Twice a week we have extended check ins, where we deep dive on a particular issue or theme we’re trying to tackling as a way to come up for air and take a step back from the emergency we’re in to make sense of it all, what connections we’re seeing and what we can do to join it up or to help accelerate or scale the work others are doing.
We’ve moved to work across services and organisations in collaborative ways. Sometimes people’s enthusiasm and sense of urgency to help means that there’s duplication in the work we do and we could be making better use of people’s skills.
We prioritise our work based on values and need to share with people the principles that underpin our work
Harvard Business Review shares three tips on this
- Check bias at the door
- Assume positive intent
- Be consistent and accountable
4. Distinguish work and home to create a sense of work-life balance
I’ve found during this situation that I’ve had this surreal sense of working from my living room protected from the impacts of the Covid 19 with being able to do online deliveries and have a garden to chill out in, while responding to the impacts the virus is having directly on people, whether they’re in very vulnerable situations and have urgent need for food or suppliers or they’re supporting people who do. For all of us, we need to realise that “what you are doing is not remote work, it is coping in a global emergency”.
Commuting creates a separation between home and work, so if we don’t commute anymore, how do we make sure work and our personal life doesn’t just blend into one? How do we get a break from being on our screens not stop? I do a daily walk to get fresh air, exercise and time with my partner? How do we create “breaks” in between our meetings? I walk around my garden and even have “walking 121s” which I used to have before the crisis, albeit walking with the person I was having a 121 with. How do you this?

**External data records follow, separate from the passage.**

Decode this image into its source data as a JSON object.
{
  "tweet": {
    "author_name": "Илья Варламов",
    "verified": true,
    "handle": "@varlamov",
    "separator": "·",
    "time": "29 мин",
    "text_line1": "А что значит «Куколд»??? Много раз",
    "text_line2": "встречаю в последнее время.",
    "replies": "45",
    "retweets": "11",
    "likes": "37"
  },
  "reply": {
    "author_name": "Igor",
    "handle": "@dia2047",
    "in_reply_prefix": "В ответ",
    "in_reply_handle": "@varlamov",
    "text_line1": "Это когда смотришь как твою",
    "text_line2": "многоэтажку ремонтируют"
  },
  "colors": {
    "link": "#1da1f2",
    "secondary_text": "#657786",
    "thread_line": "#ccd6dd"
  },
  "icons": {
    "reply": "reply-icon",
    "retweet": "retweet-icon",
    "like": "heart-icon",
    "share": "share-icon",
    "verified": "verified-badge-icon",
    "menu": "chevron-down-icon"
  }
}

Matthew Knight who runs Leapers for freelancers, recommends different ways to use exercise to break up the day
5. Take time to reflect while still responding to the crisis
In an emergency situation, we are very quick to respond and while it can be very stressful, being mobilised around a single priority is easier than the slow burn of how we recover post-emergency.
How can you make time to reflect so you can anticipate new emergencies and what’s needed to recover, but also time on how to create space for others to be able to make sense of what lessons they’ve learnt and what to do next?

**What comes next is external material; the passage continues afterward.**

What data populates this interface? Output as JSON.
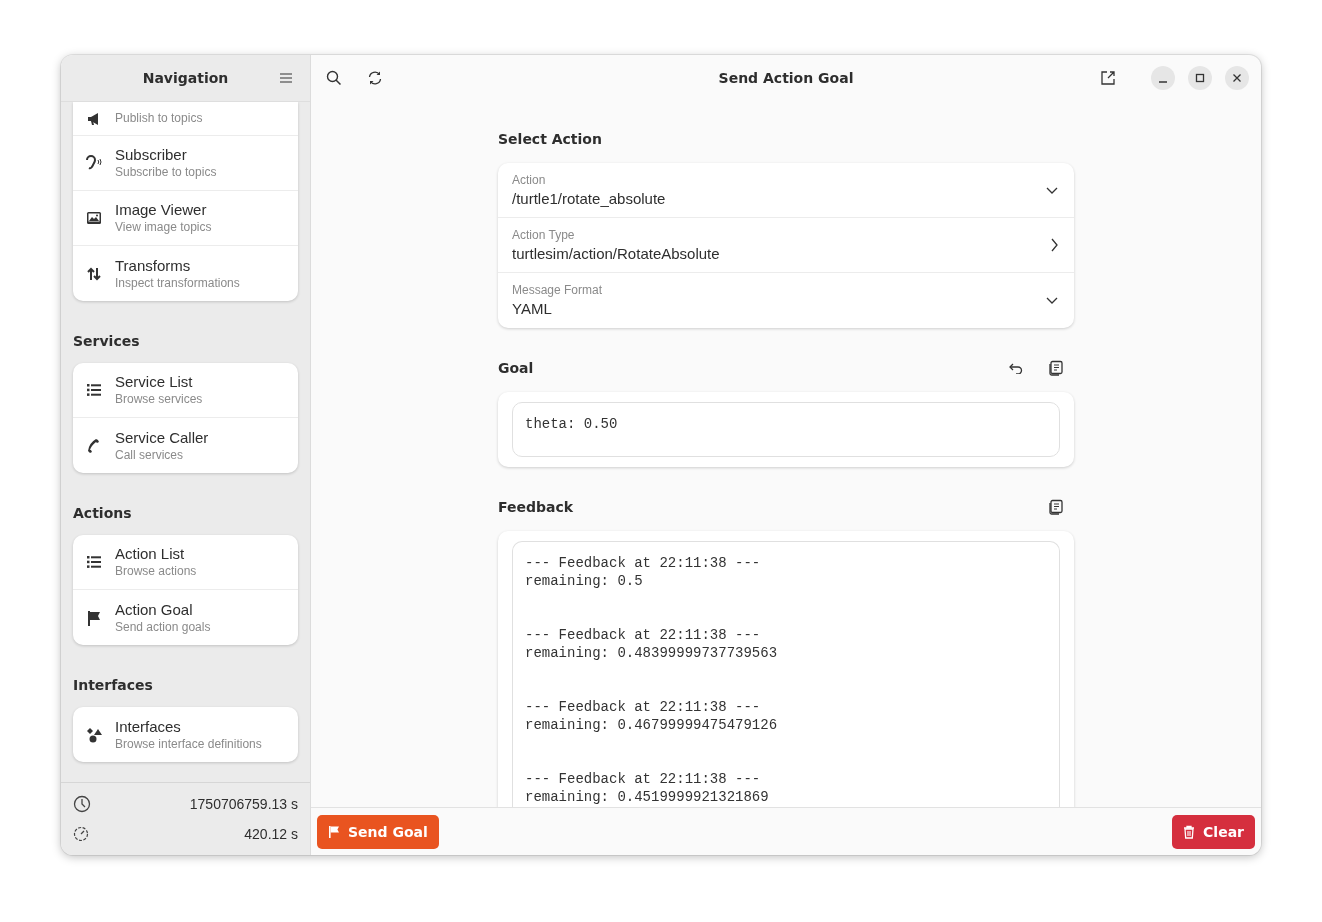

Cat Drew reflects that “The way I make sense of the world is often through the act of drawing or writing”.
How can you make time so everyone feels they can contribute, not just those best placed to work in an emergency, recognising that this is affecting people in different ways.

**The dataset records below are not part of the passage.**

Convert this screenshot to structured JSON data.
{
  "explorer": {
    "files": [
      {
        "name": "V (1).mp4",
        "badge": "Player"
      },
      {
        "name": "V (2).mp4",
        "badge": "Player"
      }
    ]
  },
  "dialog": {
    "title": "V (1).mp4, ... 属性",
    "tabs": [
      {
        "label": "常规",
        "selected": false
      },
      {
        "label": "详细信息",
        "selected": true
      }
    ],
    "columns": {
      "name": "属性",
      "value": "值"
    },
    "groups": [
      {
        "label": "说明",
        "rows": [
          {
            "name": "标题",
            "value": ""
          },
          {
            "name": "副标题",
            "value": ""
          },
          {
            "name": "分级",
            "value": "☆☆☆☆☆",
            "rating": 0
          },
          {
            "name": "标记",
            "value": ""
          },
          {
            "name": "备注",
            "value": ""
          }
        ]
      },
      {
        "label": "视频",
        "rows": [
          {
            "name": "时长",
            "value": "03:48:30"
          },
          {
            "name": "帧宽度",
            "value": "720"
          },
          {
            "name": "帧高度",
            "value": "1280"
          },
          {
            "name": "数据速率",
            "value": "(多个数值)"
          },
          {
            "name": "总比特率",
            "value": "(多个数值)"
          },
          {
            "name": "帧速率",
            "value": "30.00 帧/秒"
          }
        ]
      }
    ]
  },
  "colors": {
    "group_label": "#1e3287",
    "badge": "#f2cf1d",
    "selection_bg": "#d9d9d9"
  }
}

We’re creating a multidisciplinary approach to both how we make sense of what’s happening now and how we can use learning to shape the future. To kick this off, we’ve created weekly check ins at the start of the week specifically on our renewal work and at the end of the week on lessons learned. We’ve also created bi weekly extended team meetings to deep dive on a particular area and we’re crowdsourcing needs.
We’re also going to be kicking off scenario workshops with people to help them imagine what the different futures could be? We’ve started this off by exploring with people what are the critical uncertainties we might face and analysing trends across different policy areas.
Other people or organisations who are exploring ways to tackle these tensions are @lankellychase and One Team Gov who’ve got an excellent way of having weekly discussions and prioritising what themes they work on, in particular top tips for looking after our teams particularly those who are on their own / isolated and the all important question of how we can hold onto collaboration in a post-emergency situation?